Saturday, January 08, 2011

'Ongoing Victim Suffering Increases Prejudice:The Case of Secondary Anti-Semitism'

'Ongoing Victim Suffering Increases Prejudice: The Case of Secondary Anti-Semitism,' a paper by Roland Imhoff and Rainer Banse, is a worthwhile read if you're interested in how one's empathy towards suffering doesn't particularly extend to suffering that was initiated in the distant past but is still ongoing. Here's the abstract:
Some people have postulated that the perception of Jews’ ongoing suffering from past atrocities can result in an increase in anti-Semitism. This postulated secondary anti-Semitism is compatible with a number of psychological theories, but until now there has been no empirical evidence in support of this notion. The present study provides the first evidence that ongoing suffering evokes an increase in prejudice against the victims. However, this effect became apparent only if respondents felt obliged to respond truthfully because of a bogus pipeline (BPL); without this constraint, the perception of ongoing victim suffering led to a socially desirable reduction in self reported prejudice. The validity of the BPL manipulation was confirmed by the finding that itmoderated the relation between explicit and implicit anti-Semitism, as measured with an affect misattribution procedure.

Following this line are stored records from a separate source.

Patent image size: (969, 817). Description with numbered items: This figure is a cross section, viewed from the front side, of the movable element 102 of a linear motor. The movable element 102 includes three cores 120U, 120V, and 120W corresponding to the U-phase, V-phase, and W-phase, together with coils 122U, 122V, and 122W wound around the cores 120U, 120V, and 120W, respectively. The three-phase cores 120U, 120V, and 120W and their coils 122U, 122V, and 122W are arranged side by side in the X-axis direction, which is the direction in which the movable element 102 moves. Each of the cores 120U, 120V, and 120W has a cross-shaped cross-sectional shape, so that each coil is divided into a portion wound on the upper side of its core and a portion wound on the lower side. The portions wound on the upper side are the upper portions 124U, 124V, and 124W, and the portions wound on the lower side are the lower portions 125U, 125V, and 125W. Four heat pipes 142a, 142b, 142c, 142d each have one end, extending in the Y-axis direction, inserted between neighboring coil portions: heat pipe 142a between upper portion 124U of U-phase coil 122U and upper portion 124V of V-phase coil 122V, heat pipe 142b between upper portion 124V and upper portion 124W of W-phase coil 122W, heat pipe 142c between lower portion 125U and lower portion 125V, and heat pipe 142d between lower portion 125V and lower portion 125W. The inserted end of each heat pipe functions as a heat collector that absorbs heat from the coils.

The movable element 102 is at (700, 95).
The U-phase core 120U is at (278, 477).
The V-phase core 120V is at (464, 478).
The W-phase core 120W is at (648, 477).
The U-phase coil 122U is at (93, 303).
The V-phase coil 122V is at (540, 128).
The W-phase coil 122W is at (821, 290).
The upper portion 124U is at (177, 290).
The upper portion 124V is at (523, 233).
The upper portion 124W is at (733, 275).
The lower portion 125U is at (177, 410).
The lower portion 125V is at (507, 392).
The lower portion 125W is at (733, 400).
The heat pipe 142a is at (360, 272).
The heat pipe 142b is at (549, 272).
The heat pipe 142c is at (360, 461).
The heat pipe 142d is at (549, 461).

And here's the first paragraph:
‘The Germans will never forgive the Jews for Auschwitz.’’ This famous quip by the Israeli psychoanalyst Zvi Rex (e.g., Buruma, 2003) describes the core assumption of secondary-anti-Semitism theory, which suggests that every reminder of the German
atrocities and the victims’ suffering still evokes aversive feelings of guilt and thus increases a defensive anti-Semitism—even in Germans born decades after 1945 (e.g., Adorno, 1955; Bergmann, 2006). Despite the popularity of this assumption in the
social sciences and its compatibility with a number of psychological theories, it has never been empirically tested.

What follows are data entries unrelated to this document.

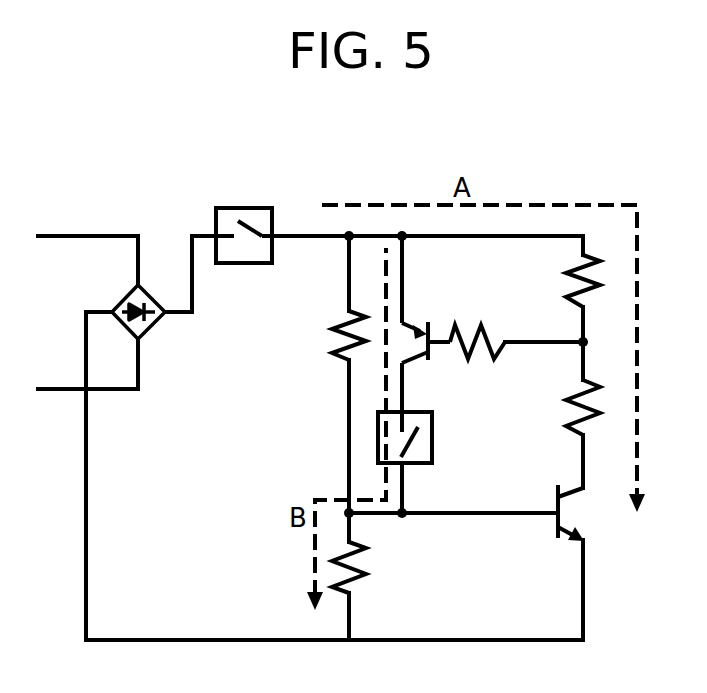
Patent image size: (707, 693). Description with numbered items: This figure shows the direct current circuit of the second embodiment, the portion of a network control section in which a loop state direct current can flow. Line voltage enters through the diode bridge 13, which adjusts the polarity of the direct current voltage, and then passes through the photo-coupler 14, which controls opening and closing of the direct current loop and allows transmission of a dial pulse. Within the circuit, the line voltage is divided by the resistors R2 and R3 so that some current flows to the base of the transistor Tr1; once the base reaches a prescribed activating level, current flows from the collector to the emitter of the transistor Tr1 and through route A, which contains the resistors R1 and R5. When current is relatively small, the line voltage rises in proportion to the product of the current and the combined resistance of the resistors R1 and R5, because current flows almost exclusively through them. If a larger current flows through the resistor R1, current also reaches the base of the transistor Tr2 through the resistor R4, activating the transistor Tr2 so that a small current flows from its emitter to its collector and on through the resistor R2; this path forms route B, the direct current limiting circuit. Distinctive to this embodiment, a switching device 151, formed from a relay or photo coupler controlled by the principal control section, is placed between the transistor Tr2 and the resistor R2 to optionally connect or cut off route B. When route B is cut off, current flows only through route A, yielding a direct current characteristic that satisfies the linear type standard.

The diode bridge 13 is at (143, 338).
The photo-coupler 14 is at (248, 208).
The switching device 151 is at (432, 460).
The resistor R1 is at (570, 300).
The resistor R2 is at (360, 545).
The resistor R3 is at (337, 325).
The resistor R4 is at (476, 355).
The resistor R5 is at (572, 398).
The transistor Tr1 is at (555, 525).
The transistor Tr2 is at (414, 362).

Because the paper is concise and quite strong, I don't have anything to say about the content, but I do have something to say about the context. In order to measure explicit anti-Semitism, the researchers used a 29-item agree-disagree survey. You can get the whole survey by e-mailing the authors but here's the only item that's cited in the paper: "Jews have too much influence on public opinion." The problem with this statement as a measure, which the authors neglect to discuss, is that in the current context, Israel is perceived as a Jewish nation, and Jewish people are semantically connected with Israel and the United States. (And within the U.S., Jewish people are--at least semantically--more connected with AIPAC than, say, J Street.) So it's impossible to tell whether people answering this item were really responding to "Jews have too much influence." or "Israel has too much influence" or "Israel and AIPAC have too much influence." I don't think any sort of rephrasing would help either. "Jews, apart from those in the U.S. and Israel, have too much influence on public opinion" might separate the U.S. and Israel, but it still makes them salient in a reader's mind.

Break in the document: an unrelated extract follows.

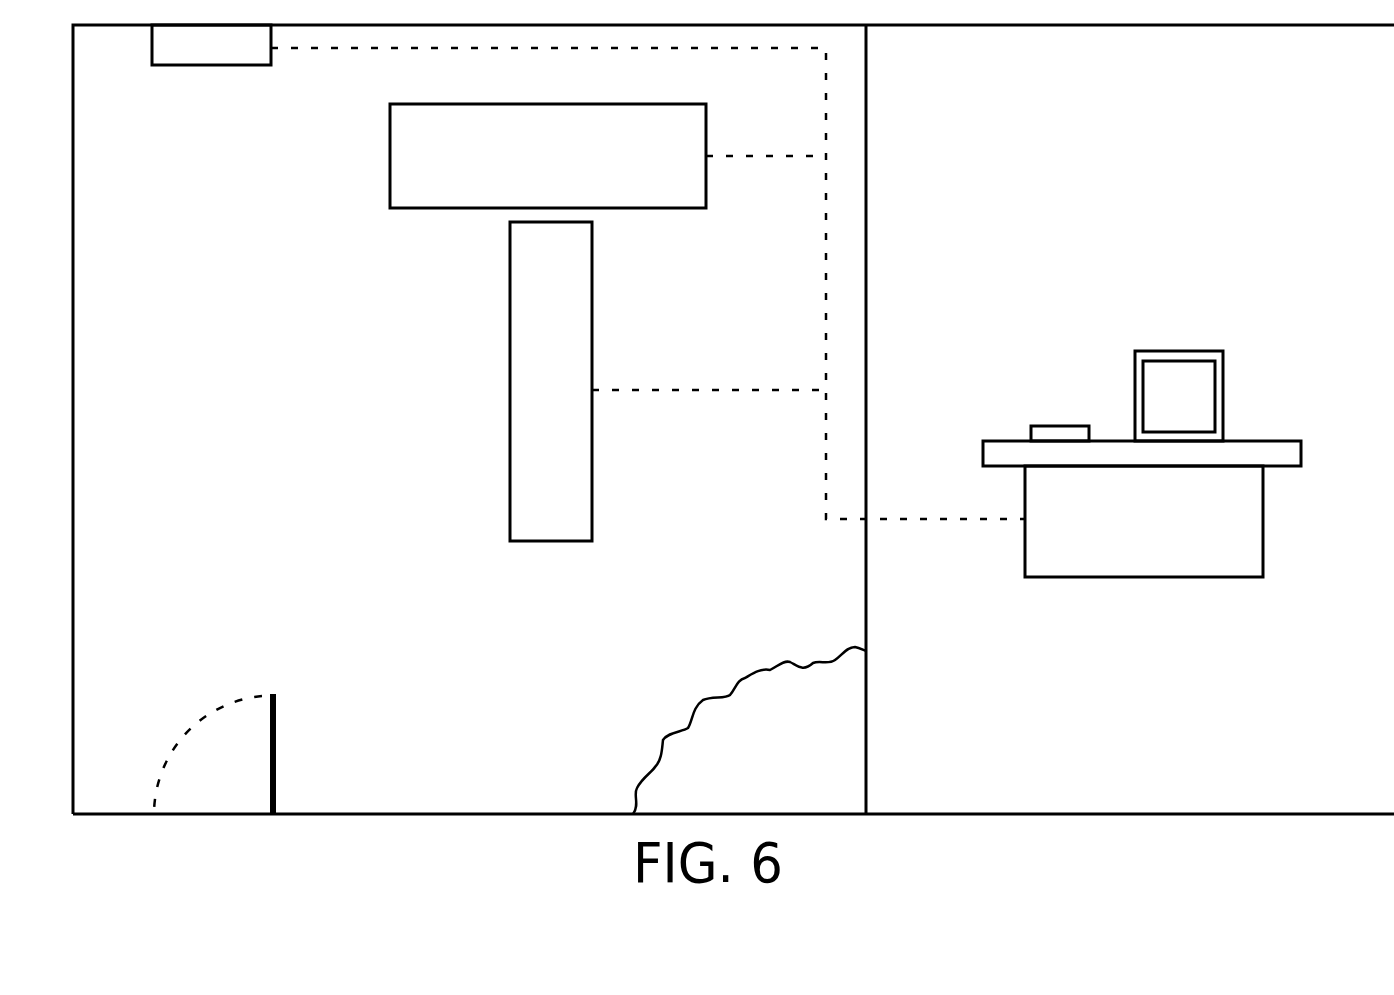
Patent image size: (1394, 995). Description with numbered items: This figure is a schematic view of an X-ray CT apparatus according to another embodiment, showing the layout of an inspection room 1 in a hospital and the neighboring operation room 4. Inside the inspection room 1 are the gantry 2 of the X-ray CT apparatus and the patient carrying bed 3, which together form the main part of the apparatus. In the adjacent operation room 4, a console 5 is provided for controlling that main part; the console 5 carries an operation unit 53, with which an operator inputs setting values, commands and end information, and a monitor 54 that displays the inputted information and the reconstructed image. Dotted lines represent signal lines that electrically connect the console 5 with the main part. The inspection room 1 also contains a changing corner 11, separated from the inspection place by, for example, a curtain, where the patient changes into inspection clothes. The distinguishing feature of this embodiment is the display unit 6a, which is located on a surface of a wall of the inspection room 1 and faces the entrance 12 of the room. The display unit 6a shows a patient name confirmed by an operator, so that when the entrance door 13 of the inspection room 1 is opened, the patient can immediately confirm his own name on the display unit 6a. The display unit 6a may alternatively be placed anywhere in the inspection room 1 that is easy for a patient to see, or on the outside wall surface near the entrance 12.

'Modern Anti-Semitism and Anti-Israeli Attitudes' is another paper where this same contextual issue occurs. In this study, the authors (including Lee Jussim, who does some fascinating research) measure attitudes towards Israel, India and Russia to see if people are more severely critical of Israel's activities in Palestine, than they are towards India's activities in Kashmir and Russia's activities in Chechnya. The problem here is even more obvious. The authors are correctly relying on the notion that Israel equals Jewish people for most people, but then concluding that their findings apply to measures of anti-Semitism, when they actually apply to the conflated concept of anti-Israeliness, which includes some uncertain element of anti-Semitism.

The same problem would occur if you're measuring anti-Muslim attitudes either by (a) using Saudi Arabia as a proxy for Muslims or (b) neglecting to subtract any anti-Saudi element from your anti-Muslim variable. It would also occur if you're measuring anti-Hindu attitudes either by (a) using India as a proxy for Hindus or (b) neglected to subtract any anti-India attitudes from your anti-Hindu variable. Because some countries in the world are inextricably associated with certain religions, you'll probably end up measuring some conflated concept, which absolutely deserves attention but nonetheless deserves new nomenclature. The old nomenclature is too precise.